Tuesday, 12 July 2016

Purple Emperor



A few weeks ago when my sister and her husband were visiting we decided to have a day out in the Brenne. They are keen bird and mammal watchers and good all round naturalists, so the Brenne wetlands make an ideal outing for them. One of the places we went was the Chapel of Saint Sulpice, which is surrounded by a clearing in the Forest of Lancosme.


It is a known hangout for the Purple Emperor butterfly Apatura iris (Fr. le Grand Mars changeant), which is at peak adults flying in late June and early July. Perfect timing, and with all the wet weather, lots of mud. The easiest way to see Purple Emperors is when they come down from the tree tops to suck up minerals from mud (and fresh poo -- they aren't fussy...).


Luckily for us, one obliged and sat on the ground at our feet long enough for me to take sixty photos. Frustratingly, not one of my photos is that killer perfect shot, but I've chosen four of the best to show you. A combination of the angle I was taking the shots, the camera being hand held, and my excitement at getting such a good view of such an iconic butterfly means that every shot is slightly fuzzy.


They are not an easy butterfly to photograph anyway because of all that blue iridescence and because they spend so much time in the treetops. Still, these are better than my previous even blurrier photos of a male, even if it is just because this one isn't sitting on a pile of dog poo (which I didn't think our readers would really want to see, so have never published).

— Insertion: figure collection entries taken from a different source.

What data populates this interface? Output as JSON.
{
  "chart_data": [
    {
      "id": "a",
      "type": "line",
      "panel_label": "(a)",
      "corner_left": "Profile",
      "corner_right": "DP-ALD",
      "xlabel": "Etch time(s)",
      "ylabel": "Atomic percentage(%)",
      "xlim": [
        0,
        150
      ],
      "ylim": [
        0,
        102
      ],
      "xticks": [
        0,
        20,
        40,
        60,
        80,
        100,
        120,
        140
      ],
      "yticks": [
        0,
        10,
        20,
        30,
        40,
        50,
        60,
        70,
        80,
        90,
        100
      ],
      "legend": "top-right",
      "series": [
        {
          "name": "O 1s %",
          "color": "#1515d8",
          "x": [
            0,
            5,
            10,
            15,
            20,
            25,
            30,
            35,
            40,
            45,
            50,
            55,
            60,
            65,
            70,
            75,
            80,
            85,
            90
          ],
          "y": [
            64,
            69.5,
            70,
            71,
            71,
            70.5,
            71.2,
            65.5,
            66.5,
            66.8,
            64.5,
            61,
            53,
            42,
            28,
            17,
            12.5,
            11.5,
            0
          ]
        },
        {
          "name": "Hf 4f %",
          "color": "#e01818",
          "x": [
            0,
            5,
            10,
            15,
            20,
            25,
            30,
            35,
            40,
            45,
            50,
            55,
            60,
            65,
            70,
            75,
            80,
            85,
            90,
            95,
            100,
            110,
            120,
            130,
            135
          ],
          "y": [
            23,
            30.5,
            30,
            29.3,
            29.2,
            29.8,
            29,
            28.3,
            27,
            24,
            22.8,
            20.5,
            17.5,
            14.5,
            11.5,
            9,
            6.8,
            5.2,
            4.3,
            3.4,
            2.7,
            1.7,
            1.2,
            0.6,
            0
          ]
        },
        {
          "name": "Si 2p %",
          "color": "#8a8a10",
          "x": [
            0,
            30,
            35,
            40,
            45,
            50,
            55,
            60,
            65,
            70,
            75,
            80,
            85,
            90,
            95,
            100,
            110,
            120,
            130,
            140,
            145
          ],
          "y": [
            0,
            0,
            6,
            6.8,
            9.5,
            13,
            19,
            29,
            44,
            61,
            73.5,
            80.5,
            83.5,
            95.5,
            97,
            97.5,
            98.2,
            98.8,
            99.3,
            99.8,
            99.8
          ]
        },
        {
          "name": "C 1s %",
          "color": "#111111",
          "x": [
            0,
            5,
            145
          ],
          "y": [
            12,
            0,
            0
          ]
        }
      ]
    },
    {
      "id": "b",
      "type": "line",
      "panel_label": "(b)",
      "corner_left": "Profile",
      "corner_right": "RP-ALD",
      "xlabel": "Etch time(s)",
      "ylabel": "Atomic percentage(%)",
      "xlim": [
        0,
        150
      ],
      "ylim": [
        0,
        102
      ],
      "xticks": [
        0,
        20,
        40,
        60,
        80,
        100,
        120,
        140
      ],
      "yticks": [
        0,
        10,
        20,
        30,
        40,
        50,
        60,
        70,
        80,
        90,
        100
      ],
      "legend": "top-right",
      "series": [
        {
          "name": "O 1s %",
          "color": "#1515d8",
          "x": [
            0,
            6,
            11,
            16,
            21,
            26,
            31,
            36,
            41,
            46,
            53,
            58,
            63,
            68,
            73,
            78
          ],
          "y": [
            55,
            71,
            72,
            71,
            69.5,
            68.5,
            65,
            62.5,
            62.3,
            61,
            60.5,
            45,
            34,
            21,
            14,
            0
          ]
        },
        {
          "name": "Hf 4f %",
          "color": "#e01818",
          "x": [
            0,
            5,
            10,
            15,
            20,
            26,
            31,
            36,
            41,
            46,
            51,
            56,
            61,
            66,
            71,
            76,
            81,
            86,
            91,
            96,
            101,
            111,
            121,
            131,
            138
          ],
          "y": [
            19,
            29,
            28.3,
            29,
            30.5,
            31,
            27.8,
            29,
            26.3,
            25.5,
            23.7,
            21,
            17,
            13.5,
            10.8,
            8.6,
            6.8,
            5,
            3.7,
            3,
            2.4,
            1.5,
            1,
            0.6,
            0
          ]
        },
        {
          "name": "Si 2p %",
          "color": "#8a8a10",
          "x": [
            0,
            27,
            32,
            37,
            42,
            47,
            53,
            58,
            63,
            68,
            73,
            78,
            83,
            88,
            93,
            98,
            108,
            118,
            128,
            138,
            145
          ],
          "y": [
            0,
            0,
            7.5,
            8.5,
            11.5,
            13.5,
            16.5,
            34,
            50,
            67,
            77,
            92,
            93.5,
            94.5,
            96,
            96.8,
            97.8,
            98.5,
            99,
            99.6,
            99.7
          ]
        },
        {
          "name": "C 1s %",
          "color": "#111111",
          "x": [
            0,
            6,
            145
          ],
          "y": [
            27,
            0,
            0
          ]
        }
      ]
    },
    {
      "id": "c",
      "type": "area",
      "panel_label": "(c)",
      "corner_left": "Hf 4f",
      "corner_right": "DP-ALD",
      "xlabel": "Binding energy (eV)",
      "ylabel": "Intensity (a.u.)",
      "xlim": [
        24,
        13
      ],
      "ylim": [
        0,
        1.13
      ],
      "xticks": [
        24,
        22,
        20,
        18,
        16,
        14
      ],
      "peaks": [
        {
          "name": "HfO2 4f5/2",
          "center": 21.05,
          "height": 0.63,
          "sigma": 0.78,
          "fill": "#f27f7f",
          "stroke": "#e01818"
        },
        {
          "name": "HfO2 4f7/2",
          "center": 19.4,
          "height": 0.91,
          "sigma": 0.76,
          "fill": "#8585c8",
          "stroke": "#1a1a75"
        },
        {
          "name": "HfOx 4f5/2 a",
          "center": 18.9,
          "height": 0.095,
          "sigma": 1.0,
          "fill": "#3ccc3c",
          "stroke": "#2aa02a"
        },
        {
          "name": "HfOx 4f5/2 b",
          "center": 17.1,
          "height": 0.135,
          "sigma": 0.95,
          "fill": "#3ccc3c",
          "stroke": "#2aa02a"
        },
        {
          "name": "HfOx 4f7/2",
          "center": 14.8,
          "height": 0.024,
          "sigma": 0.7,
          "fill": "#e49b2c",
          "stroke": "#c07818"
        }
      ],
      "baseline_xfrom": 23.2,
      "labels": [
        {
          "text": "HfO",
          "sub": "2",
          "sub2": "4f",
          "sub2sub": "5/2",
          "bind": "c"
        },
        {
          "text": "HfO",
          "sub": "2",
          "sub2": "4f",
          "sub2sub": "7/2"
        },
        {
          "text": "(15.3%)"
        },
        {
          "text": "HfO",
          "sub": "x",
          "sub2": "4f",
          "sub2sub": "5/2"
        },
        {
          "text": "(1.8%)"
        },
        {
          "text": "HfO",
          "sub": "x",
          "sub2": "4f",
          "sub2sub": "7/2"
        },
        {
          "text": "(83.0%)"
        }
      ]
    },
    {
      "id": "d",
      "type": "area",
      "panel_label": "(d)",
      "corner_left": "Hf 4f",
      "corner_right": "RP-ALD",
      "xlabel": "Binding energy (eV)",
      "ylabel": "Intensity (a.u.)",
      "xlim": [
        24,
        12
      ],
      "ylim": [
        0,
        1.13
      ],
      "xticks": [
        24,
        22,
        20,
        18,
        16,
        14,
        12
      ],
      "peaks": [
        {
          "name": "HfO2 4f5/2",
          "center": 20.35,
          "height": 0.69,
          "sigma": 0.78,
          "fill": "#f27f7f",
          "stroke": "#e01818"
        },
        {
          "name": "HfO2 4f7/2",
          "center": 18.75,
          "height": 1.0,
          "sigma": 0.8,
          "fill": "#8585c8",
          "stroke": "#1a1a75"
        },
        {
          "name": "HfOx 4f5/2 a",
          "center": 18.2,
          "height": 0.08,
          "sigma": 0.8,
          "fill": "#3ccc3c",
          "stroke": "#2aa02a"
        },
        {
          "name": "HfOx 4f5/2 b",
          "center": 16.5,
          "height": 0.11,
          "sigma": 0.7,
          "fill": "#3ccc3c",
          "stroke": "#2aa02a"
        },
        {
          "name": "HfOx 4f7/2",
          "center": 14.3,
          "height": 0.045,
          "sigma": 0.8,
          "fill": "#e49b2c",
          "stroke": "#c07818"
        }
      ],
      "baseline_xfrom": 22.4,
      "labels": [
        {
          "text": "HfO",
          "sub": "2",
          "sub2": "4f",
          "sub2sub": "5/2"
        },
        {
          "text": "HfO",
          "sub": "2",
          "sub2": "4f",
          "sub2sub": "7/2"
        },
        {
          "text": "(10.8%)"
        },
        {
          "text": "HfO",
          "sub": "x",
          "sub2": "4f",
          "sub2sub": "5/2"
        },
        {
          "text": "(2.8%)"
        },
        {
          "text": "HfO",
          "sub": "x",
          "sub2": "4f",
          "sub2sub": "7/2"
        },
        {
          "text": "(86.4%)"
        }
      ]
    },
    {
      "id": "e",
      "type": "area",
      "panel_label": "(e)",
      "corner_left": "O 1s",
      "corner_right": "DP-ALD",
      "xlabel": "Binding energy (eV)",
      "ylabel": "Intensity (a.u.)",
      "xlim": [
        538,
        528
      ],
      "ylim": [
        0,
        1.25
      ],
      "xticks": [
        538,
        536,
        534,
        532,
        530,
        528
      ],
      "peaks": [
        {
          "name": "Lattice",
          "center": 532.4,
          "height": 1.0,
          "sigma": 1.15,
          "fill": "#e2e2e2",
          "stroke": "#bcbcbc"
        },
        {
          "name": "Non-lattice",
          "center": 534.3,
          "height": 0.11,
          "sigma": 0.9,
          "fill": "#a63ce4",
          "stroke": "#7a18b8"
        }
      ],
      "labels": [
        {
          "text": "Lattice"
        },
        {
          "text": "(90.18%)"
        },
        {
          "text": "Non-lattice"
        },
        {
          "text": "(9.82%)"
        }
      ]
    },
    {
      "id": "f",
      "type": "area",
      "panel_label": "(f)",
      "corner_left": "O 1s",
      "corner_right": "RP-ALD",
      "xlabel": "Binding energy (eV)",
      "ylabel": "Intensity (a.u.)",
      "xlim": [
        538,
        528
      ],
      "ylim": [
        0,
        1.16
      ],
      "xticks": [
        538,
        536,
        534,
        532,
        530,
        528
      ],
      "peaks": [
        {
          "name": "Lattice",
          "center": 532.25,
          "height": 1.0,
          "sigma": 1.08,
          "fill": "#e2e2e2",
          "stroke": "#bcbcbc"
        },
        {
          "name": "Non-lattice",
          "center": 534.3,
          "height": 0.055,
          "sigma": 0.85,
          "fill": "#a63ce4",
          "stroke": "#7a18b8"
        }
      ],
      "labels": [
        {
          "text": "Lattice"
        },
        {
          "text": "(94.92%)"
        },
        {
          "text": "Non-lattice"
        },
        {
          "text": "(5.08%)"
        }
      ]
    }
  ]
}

The Purple Emperor is localised and not very abundant but it is conspicuous so it is recorded surprisingly often. Butterfly fanciers like myself get very excited to see it, especially the lovely flashing blue males. The caterpillars feed on willows and the adults can be found in clearings in forests prone to flooding such as Lancosme. They can be distinguished from the Lesser Purple Emperor Apatura ilia, which also occurs in the area, by their lack of an eye spot on the upper side of the forewing.